Who was Gustav Albin Pehrson and why is Richland suddenly interested in honoring him?

A walking path that meanders through central Richland has a new name befitting the man who designed the area.

The Urban Greenbelt Trail, a horseshoe shaped path that starts and ends at the Columbia River waterfront, is now the G.A. Pehrson Urban Greenbelt Trail.

A shaded stretch along the Urban Greenbelt Trail passes by a fountain at the Banner Bank on Jadwin Avenue in Richland.
A shaded stretch along the Urban Greenbelt Trail passes by a fountain at the Banner Bank on Jadwin Avenue in Richland.

The Richland City Council approved the new name Sept. 3, after fans of the atomic-era architect first pitched the idea to the city’s parks and recreation commission.

The city will install new signs and take care of vegetation in anticipation of a celebration of the new name next spring.

The name change follows Richland’s history of honoring its roots by naming city parks, streets and other facilities for notable figures from its history.

Most notably, Howard Amon Park takes its name from the pioneer who platted the city and brought water and phone service to the area while Leslie Groves Park honors the the general who led the Manhattan Project.

Hanford project

Gustav Albin Pehrson, known as G.A. Pehrson, was a Swedish-born architect who worked in Spokane in the Art Deco era, according to his Wikipedia page.

In 1943, he was tapped to design the village to serve the Hanford Engineering Works. Richland had relatively few residents at the time and Pehrson was tasked with designing a community for 6,500, expanding to 12,000, according to the city.

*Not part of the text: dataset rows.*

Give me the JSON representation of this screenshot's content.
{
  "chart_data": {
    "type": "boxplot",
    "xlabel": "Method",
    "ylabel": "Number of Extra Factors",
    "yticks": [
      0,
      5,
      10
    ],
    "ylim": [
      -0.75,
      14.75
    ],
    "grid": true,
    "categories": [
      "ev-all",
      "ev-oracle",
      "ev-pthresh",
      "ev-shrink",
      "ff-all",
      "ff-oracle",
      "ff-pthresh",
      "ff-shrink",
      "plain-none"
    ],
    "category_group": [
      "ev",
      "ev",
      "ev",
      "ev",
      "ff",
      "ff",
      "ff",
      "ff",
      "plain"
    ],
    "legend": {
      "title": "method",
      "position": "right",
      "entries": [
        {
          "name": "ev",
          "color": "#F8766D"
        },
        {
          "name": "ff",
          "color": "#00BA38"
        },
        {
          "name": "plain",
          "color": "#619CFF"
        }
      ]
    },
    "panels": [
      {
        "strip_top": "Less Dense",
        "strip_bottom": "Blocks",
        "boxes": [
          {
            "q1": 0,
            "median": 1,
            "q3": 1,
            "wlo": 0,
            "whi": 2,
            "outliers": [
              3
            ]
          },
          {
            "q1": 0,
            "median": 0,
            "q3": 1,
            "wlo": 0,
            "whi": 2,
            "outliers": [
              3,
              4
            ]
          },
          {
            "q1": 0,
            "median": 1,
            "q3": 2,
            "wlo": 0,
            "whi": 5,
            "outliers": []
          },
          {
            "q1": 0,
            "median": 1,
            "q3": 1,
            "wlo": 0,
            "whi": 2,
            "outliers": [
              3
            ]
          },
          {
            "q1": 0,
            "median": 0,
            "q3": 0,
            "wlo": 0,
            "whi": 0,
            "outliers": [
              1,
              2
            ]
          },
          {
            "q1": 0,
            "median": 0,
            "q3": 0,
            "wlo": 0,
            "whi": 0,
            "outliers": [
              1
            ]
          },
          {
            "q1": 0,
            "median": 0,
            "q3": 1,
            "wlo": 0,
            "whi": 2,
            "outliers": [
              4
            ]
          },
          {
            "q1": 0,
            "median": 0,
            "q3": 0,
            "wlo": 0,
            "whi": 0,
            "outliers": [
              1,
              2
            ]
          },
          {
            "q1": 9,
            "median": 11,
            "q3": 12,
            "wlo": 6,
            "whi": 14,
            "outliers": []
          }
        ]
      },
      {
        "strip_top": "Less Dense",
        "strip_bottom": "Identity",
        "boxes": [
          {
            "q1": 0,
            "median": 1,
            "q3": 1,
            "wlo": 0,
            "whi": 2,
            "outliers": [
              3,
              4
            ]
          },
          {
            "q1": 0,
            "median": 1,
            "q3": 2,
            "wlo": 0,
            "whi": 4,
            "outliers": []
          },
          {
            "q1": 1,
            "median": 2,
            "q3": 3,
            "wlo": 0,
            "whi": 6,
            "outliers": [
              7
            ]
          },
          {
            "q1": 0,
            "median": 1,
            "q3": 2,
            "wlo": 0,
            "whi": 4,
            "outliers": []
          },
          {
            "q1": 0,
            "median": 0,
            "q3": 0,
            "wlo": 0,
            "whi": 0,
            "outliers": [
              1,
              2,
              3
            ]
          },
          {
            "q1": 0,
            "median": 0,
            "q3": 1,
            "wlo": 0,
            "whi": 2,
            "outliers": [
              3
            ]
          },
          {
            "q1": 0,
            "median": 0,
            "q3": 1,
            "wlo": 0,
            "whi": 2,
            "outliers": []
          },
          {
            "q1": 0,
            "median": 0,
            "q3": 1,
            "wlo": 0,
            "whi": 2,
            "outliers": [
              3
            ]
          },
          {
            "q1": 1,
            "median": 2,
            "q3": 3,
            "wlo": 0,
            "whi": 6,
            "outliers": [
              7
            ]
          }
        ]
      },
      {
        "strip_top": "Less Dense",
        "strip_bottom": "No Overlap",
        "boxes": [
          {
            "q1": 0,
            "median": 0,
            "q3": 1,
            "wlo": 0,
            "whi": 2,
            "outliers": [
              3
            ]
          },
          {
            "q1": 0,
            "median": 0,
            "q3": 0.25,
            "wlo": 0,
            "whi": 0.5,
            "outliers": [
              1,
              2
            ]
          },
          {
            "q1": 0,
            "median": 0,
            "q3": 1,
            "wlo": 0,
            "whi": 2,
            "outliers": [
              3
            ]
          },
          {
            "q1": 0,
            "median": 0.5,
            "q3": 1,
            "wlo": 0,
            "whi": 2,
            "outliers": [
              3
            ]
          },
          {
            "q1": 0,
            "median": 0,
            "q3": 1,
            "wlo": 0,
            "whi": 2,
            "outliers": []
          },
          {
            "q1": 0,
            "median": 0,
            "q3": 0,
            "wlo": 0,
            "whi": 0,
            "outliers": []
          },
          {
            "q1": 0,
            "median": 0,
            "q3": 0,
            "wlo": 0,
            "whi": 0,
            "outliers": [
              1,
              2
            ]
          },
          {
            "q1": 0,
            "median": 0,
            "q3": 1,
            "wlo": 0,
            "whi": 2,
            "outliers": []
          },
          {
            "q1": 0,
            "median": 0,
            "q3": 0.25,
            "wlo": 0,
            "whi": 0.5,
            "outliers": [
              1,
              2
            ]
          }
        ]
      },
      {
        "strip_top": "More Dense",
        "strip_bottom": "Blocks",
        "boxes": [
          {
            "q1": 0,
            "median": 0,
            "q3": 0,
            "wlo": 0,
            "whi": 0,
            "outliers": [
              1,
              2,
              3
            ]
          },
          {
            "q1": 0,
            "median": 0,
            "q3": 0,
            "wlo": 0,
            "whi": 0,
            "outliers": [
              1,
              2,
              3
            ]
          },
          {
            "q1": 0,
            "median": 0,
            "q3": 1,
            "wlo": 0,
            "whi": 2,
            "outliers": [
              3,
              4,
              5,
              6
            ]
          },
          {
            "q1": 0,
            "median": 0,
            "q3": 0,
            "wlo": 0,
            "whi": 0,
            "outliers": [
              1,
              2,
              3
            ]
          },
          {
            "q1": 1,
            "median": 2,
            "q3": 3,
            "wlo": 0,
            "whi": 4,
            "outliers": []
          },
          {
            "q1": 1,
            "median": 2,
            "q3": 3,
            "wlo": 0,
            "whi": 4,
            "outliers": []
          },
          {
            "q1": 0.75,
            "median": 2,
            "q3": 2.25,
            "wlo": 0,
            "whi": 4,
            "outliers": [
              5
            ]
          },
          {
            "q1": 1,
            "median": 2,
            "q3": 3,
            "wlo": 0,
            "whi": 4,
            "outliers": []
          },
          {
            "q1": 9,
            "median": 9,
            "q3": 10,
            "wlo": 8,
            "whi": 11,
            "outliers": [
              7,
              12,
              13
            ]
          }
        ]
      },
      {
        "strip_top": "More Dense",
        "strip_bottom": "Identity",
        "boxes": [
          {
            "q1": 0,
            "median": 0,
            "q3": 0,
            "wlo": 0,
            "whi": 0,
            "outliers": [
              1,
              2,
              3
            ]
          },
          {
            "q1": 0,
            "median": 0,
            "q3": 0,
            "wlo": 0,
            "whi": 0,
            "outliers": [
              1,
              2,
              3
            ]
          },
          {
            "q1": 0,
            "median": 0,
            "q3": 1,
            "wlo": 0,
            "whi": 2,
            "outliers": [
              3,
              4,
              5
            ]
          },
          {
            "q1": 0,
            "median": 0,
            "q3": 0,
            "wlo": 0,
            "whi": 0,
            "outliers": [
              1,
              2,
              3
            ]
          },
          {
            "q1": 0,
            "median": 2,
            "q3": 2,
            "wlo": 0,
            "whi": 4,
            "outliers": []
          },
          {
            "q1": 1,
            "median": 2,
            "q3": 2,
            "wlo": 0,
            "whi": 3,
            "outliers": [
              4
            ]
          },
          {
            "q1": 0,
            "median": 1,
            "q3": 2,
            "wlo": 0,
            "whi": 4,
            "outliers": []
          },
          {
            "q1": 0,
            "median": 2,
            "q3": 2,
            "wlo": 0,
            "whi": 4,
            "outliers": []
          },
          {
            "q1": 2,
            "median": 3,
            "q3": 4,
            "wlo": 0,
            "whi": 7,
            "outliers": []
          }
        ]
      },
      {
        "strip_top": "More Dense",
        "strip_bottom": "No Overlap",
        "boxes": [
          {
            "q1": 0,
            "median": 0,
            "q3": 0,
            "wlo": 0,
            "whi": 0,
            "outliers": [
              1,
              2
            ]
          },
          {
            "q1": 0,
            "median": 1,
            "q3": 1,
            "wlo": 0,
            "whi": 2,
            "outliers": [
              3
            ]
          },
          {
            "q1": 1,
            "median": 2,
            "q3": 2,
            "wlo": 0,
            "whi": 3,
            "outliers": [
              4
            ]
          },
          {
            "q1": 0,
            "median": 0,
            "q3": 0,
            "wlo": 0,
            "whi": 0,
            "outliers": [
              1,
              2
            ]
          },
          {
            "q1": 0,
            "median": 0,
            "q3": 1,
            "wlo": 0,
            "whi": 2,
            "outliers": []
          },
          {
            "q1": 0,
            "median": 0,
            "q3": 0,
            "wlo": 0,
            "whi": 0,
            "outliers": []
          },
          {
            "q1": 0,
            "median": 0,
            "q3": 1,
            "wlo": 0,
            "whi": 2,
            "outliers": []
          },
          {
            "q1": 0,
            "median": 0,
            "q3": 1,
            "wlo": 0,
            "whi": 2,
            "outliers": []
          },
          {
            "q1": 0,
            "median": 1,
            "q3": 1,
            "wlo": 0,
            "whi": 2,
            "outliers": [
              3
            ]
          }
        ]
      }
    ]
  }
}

Richland’s Urban Greenbelt Trail, in red and yellow, now honors Spokane-based architect G.A. Pehrson, who was responsible for the design of central Richland in the 1940s.
Richland’s Urban Greenbelt Trail, in red and yellow, now honors Spokane-based architect G.A. Pehrson, who was responsible for the design of central Richland in the 1940s.

His work informed the city’s road network, utilities, homes, school placement, commercial development and more, as echoed in the layout today.

“For many of us, our homes, the outlines of our streets, the kind of place Richland became after its initial World War II building, is largely due to the work of this Spokane architect,” said Nancy Doran, a Richland resident who championed the change.

Chris Waite, Richland’s parks and public facilities director, said Richland might have suffered the fate of other Army towns built to serve a strategic purpose: Identical homes stamped out along cookie cutter streets if it hadn’t been for Pehrson’s design instincts.

Giant horseshoe

At its northern point, the three-mile G.A. Pehrson Urban Greenbelt Trail connects to Richland’s waterfront trail behind Porter’s Real Barbecue, 1092 George Washington Way.

Markings for the Urban Greenbelt Trail are painted on the sidewalk near the intersection of Jadwin Avenue and Gillespie Street in Richland. The horseshoe shaped path that starts and ends at the Columbia River waterfront is now called the G.A. Pehrson Urban Greenbelt Trail.
Markings for the Urban Greenbelt Trail are painted on the sidewalk near the intersection of Jadwin Avenue and Gillespie Street in Richland. The horseshoe shaped path that starts and ends at the Columbia River waterfront is now called the G.A. Pehrson Urban Greenbelt Trail.

It heads west, following an irrigation channel toward Jadwin Avenue, which it parallels briefly before crossing a small oasis outside Banner Bank, 1221 Jadwin Ave., and heading south toward Kadlec Regional Medical Center.

The hospital, formerly Richland Hospital, was renamed eight days after the July 1944 death of the first person to die there, Lt. Col. Harry R. Kadlec, a lead engineer at Hanford.

At Kadlec, the trail passes a helicopter pad outside the emergency room, then heads south to George Prout Pool.

From the pool, it crosses Columbia Playfield below Richland High School, turns east and returns to the Columbia via Gillespie Parkway and Howard Amon Park.